Waters remembers vividly his colonel telling him to send out the “cease fire” message once the Germans surrendered.

“He was the first colonel I had ever hit,” Waters said with a chuckle, recounting how he slapped his superior on the back in celebration when he heard the good news.

But it took several days for things to completely settle down.

“The damn Germans were still firing,” Waters said of the confusion surrounding Victory in Europe (VE) Day, which is officially celebrated on May 8.

Waters was out of Germany in June or July and back to Ontario in the fall.

“I didn’t do anything for a while – except eat,” he said with a grin.

He worked for a year at J.M. Schneider in Kitchener before returning for good to the family farm in Wellington North. He married Rhoda in 1947 (they both still live on the property) and they had three kids: John, Patricia and Mervin.

Waters bred holsteins for decades before selling the farm in the 1970s.
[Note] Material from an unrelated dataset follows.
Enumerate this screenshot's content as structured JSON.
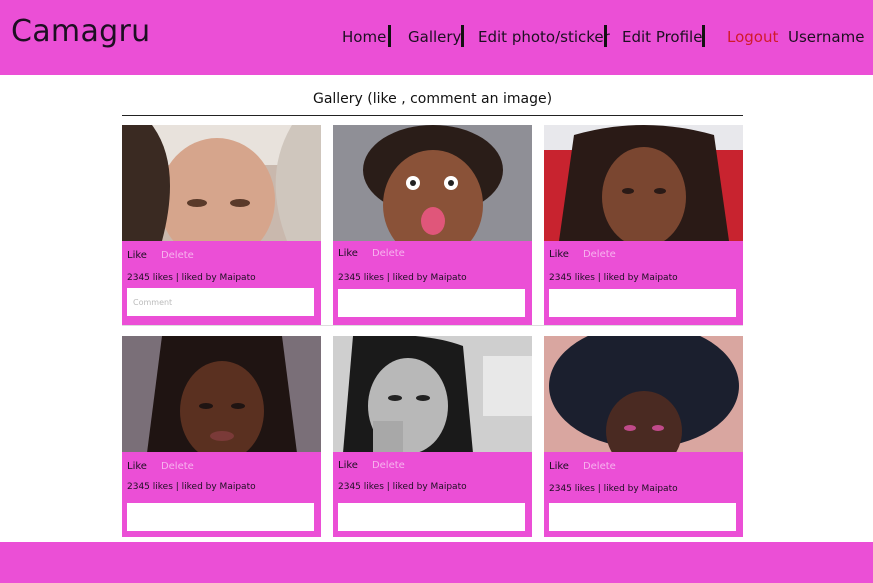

Looking back on a lifetime full of relationships and achievements, he says, “I know I couldn’t have done it without a family.”

He counts himself lucky for making it through the war, but he still deals with painful memories and flashbacks that have haunted him for the last 70 years.

“I have trouble going through the bad times – especially at night,” he said.

“It’s pretty hard to think of some of those guys that are gone before you, mainly because you knew them so well and had to bury them.”

He has returned twice to some of the WWII battle scenes, as well as various grave sites, which was difficult for him. Yet through it all, he doesn’t regret his role in the war.

“I enlisted at 17 … I think it ran in the family,” he said.

In the Great War his uncle Milton Sr. died in the Battle of Vimy Ridge and his father Alfred was wounded in the Battle of the Somme.

So Waters and his twin brother Mervin felt they should also do their part.

“It was just something we did,” he said.